The gap between the rich and the poor is as wide as ever. Most people aren’t willing to do anything about it, and continue to live their lives in with the mindset that this is the lot that they have been cast, and have determined to live in their squalor. But that’s most people. That’s not Amara.

Amara is a paid by commission thief, who inside her circle of well-connected bandits, is among the best in her trade. The story opens with Amara dealing with a fellow comrade of hers, Corbin, who has come to her for help and to seek refuge for a piece of plunder for which he is attempting to keep safe. Not thinking much of it, Amar takes the stolen goods and hides them in her hidey hole for safe keeping. But when Corbin failes to come back for his plunder, Amar knew something was not right here.
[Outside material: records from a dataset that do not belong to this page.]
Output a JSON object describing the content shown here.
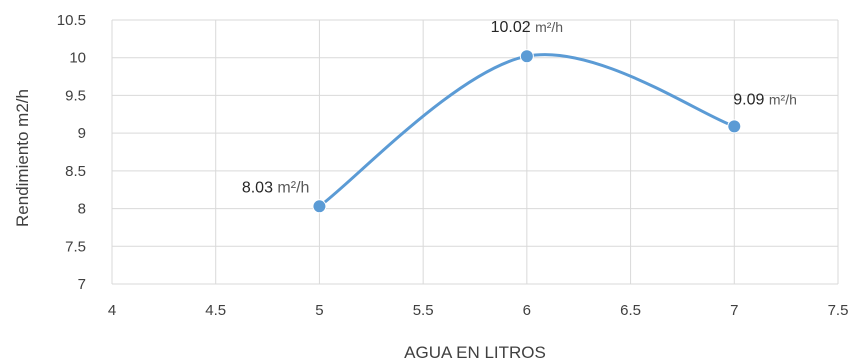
{
  "chart_data": {
    "type": "scatter",
    "title": "",
    "xlabel": "AGUA EN LITROS",
    "ylabel": "Rendimiento m2/h",
    "xlim": [
      4,
      7.5
    ],
    "ylim": [
      7,
      10.5
    ],
    "xticks": [
      "4",
      "4.5",
      "5",
      "5.5",
      "6",
      "6.5",
      "7",
      "7.5"
    ],
    "yticks": [
      "7",
      "7.5",
      "8",
      "8.5",
      "9",
      "9.5",
      "10",
      "10.5"
    ],
    "grid": true,
    "smooth_line": true,
    "series": [
      {
        "color": "#5b9bd5",
        "points": [
          {
            "x": 5,
            "y": 8.03,
            "label_value": "8.03",
            "label_unit": "m²/h"
          },
          {
            "x": 6,
            "y": 10.02,
            "label_value": "10.02",
            "label_unit": "m²/h"
          },
          {
            "x": 7,
            "y": 9.09,
            "label_value": "9.09",
            "label_unit": "m²/h"
          }
        ]
      }
    ]
  }
}
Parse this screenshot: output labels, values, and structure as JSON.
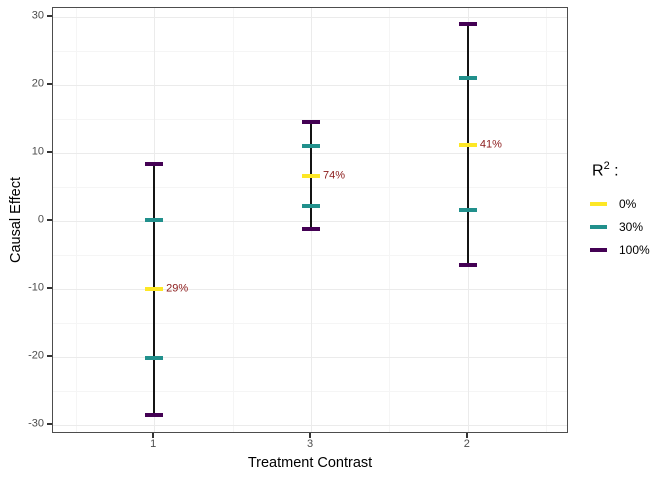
{
  "chart_data": {
    "type": "errorbar",
    "title": "",
    "xlabel": "Treatment Contrast",
    "ylabel": "Causal Effect",
    "x_categories": [
      "1",
      "3",
      "2"
    ],
    "yticks": [
      30,
      20,
      10,
      0,
      -10,
      -20,
      -30
    ],
    "ylim": [
      -31.3,
      31.3
    ],
    "grid": "major and minor, light gray on white, panel framed",
    "legend": {
      "position": "right",
      "title_base": "R",
      "title_sup": "2",
      "title_sep": " :",
      "entries": [
        {
          "label": "0%",
          "color": "#FDE725"
        },
        {
          "label": "30%",
          "color": "#21908C"
        },
        {
          "label": "100%",
          "color": "#440154"
        }
      ]
    },
    "groups": [
      {
        "category": "1",
        "estimate": -10,
        "estimate_label": "29%",
        "interval_30": [
          -20.2,
          0.2
        ],
        "interval_100": [
          -28.5,
          8.4
        ]
      },
      {
        "category": "3",
        "estimate": 6.6,
        "estimate_label": "74%",
        "interval_30": [
          2.2,
          11
        ],
        "interval_100": [
          -1.2,
          14.6
        ]
      },
      {
        "category": "2",
        "estimate": 11.2,
        "estimate_label": "41%",
        "interval_30": [
          1.6,
          21
        ],
        "interval_100": [
          -6.4,
          29
        ]
      }
    ],
    "style": {
      "errorbar_line_color": "#141414",
      "estimate_label_color": "#8b1a1a",
      "axis_text_color": "#4d4d4d",
      "panel_border_color": "#4d4d4d"
    }
  }
}
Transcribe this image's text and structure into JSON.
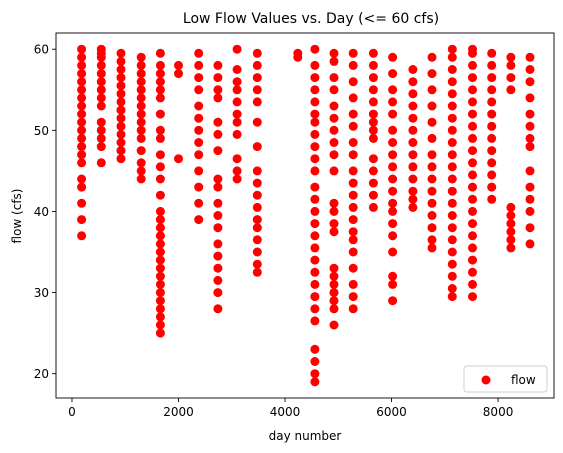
{
  "chart_data": {
    "type": "scatter",
    "title": "Low Flow Values vs. Day (<= 60 cfs)",
    "xlabel": "day number",
    "ylabel": "flow (cfs)",
    "xlim": [
      -300,
      9050
    ],
    "ylim": [
      17,
      62
    ],
    "x_ticks": [
      0,
      2000,
      4000,
      6000,
      8000
    ],
    "x_tick_labels": [
      "0",
      "2000",
      "4000",
      "6000",
      "8000"
    ],
    "y_ticks": [
      20,
      30,
      40,
      50,
      60
    ],
    "y_tick_labels": [
      "20",
      "30",
      "40",
      "50",
      "60"
    ],
    "grid": false,
    "legend": {
      "placement": "lower-right",
      "entries": [
        "flow"
      ]
    },
    "marker_color": "#ff0000",
    "series": [
      {
        "name": "flow",
        "columns": [
          {
            "x": 180,
            "y": [
              37,
              39,
              41,
              43,
              44,
              46,
              47,
              48,
              49,
              50,
              51,
              52,
              53,
              54,
              55,
              56,
              57,
              58,
              59,
              60
            ]
          },
          {
            "x": 550,
            "y": [
              46,
              48,
              49,
              50,
              51,
              53,
              54,
              55,
              56,
              57,
              58,
              59,
              59.5,
              60
            ]
          },
          {
            "x": 920,
            "y": [
              46.5,
              47.5,
              48.5,
              49.5,
              50.5,
              51.5,
              52.5,
              53.5,
              54.5,
              55.5,
              56.5,
              57.5,
              58.5,
              59.5
            ]
          },
          {
            "x": 1300,
            "y": [
              44,
              45,
              46,
              47.5,
              49,
              50,
              51,
              52,
              53,
              54,
              55,
              56,
              57,
              58,
              59
            ]
          },
          {
            "x": 1660,
            "y": [
              25,
              26,
              27,
              28,
              29,
              30,
              31,
              32,
              33,
              34,
              35,
              36,
              37,
              38,
              39,
              40,
              42,
              44,
              45.5,
              47,
              49,
              50,
              52,
              54,
              55,
              56,
              57,
              58,
              59.5
            ]
          },
          {
            "x": 2000,
            "y": [
              46.5,
              57,
              58
            ]
          },
          {
            "x": 2380,
            "y": [
              39,
              41,
              43,
              45,
              47,
              48.5,
              50,
              51.5,
              53,
              55,
              56.5,
              58,
              59.5
            ]
          },
          {
            "x": 2740,
            "y": [
              28,
              30,
              31.5,
              33,
              34.5,
              36,
              38,
              39.5,
              41,
              43,
              44,
              47.5,
              49.5,
              51,
              54,
              55,
              56.5,
              58
            ]
          },
          {
            "x": 3100,
            "y": [
              44,
              45,
              46.5,
              49.5,
              51,
              52,
              53.5,
              55,
              56,
              57.5,
              60
            ]
          },
          {
            "x": 3480,
            "y": [
              32.5,
              33.5,
              35,
              36.5,
              38,
              39,
              40.5,
              42,
              43.5,
              45,
              48,
              51,
              53.5,
              55,
              56.5,
              58,
              59.5
            ]
          },
          {
            "x": 4240,
            "y": [
              59,
              59.5
            ]
          },
          {
            "x": 4560,
            "y": [
              19,
              20,
              21.5,
              23,
              26.5,
              28,
              29.5,
              31,
              32.5,
              34,
              35.5,
              37,
              38.5,
              40,
              41.5,
              43,
              45,
              46.5,
              48,
              49.5,
              51,
              52,
              53.5,
              55,
              56.5,
              58,
              60
            ]
          },
          {
            "x": 4920,
            "y": [
              26,
              28,
              29,
              30,
              31,
              32,
              33,
              37.5,
              38.5,
              40,
              41,
              45,
              47,
              48.5,
              50,
              51.5,
              53,
              55,
              56.5,
              58.5,
              59.5
            ]
          },
          {
            "x": 5280,
            "y": [
              28,
              29.5,
              31,
              33,
              35,
              36.5,
              37.5,
              39,
              40.5,
              42,
              43.5,
              45,
              47,
              48.5,
              50.5,
              52,
              54,
              56,
              58,
              59.5
            ]
          },
          {
            "x": 5660,
            "y": [
              40.5,
              42,
              43.5,
              45,
              46.5,
              49,
              50,
              51,
              52,
              53.5,
              55,
              56.5,
              58,
              59.5
            ]
          },
          {
            "x": 6020,
            "y": [
              29,
              31,
              32,
              35,
              37,
              38.5,
              40,
              41,
              42.5,
              44,
              45.5,
              47,
              48.5,
              50,
              52,
              53.5,
              55,
              57,
              59
            ]
          },
          {
            "x": 6400,
            "y": [
              40.5,
              41.5,
              42.5,
              44,
              45.5,
              47,
              48.5,
              50,
              51.5,
              53,
              54.5,
              56,
              57.5
            ]
          },
          {
            "x": 6760,
            "y": [
              35.5,
              36.5,
              38,
              39.5,
              41,
              42.5,
              44,
              45.5,
              47,
              49,
              51,
              53,
              55,
              57,
              59
            ]
          },
          {
            "x": 7140,
            "y": [
              29.5,
              30.5,
              32,
              33.5,
              35,
              36.5,
              38,
              39.5,
              41,
              42.5,
              44,
              45.5,
              47,
              48.5,
              50,
              51.5,
              53,
              54.5,
              56,
              57.5,
              59,
              60
            ]
          },
          {
            "x": 7520,
            "y": [
              29.5,
              31,
              32.5,
              34,
              35.5,
              37,
              38.5,
              40,
              41.5,
              43,
              44.5,
              46,
              47.5,
              49,
              50.5,
              52,
              53.5,
              55,
              56.5,
              58,
              59.5,
              60
            ]
          },
          {
            "x": 7880,
            "y": [
              41.5,
              43,
              44.5,
              46,
              47.5,
              49,
              50.5,
              52,
              53.5,
              55,
              56.5,
              58,
              59.5
            ]
          },
          {
            "x": 8240,
            "y": [
              35.5,
              36.5,
              37.5,
              38.5,
              39.5,
              40.5,
              55,
              56.5,
              58,
              59
            ]
          },
          {
            "x": 8600,
            "y": [
              36,
              38,
              40,
              41.5,
              43,
              45,
              48,
              49,
              50.5,
              52,
              54,
              56,
              57.5,
              59
            ]
          }
        ]
      }
    ]
  }
}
 As dread began to mount in the usually cool and calculating Amar, she started out to search for Corbin, and what she found would lead her and a band of an unexpected band of cohorts along a journey where even the highest minds of the land could not have predicted its end, much less its ultimate purpose.

McClung has done an excellent job at mixing the expected paranormal happenings with the most unusual settings and what would usually be a gaggle of unlikeable characters. McClung not only humanizes thieves, bandits and public servants with too much power, but he renders them to be endearing, likable but most of all capable. He takes those who we normally wish to see fail, and turn them into the heroes of the story and elicits his readers to root for their survival and ultimate triumph.


McClung made an amazing effort to show through his stories that even when you are greeted with an insurmountable task, sometimes all you need to do is look within you or to the ones that you trust that surround you to solve the problem. If you can believe in yourself, no matter what anyone else’s opinion is of you, you can always discover what the correct path for your life will be. He demonstrates this in his characters over and over again. Characters that normal society would intently look their noses down upon as being lesser than they, in actuality embodied the quality of being overcomers. They never needed the affirmation of the masses in order to know what the right thing to do was. Even though they were considered to be the bad seed, the always and without hesitation, acted upon what was right.

This is by far one of the best books I have read in a very long time. It was so unexpected and delightful, that I was able to really lose myself in the world that was placed before me. I give this book 5 out of 5 morals, only because there are no more stars to give. I cannot wait to read more of the adventures of Amara and her unlikely crew, and to become one step closer to discovering the fate of the world as they know it. McClung is an author to watch, and I expect only great things to come from his efforts.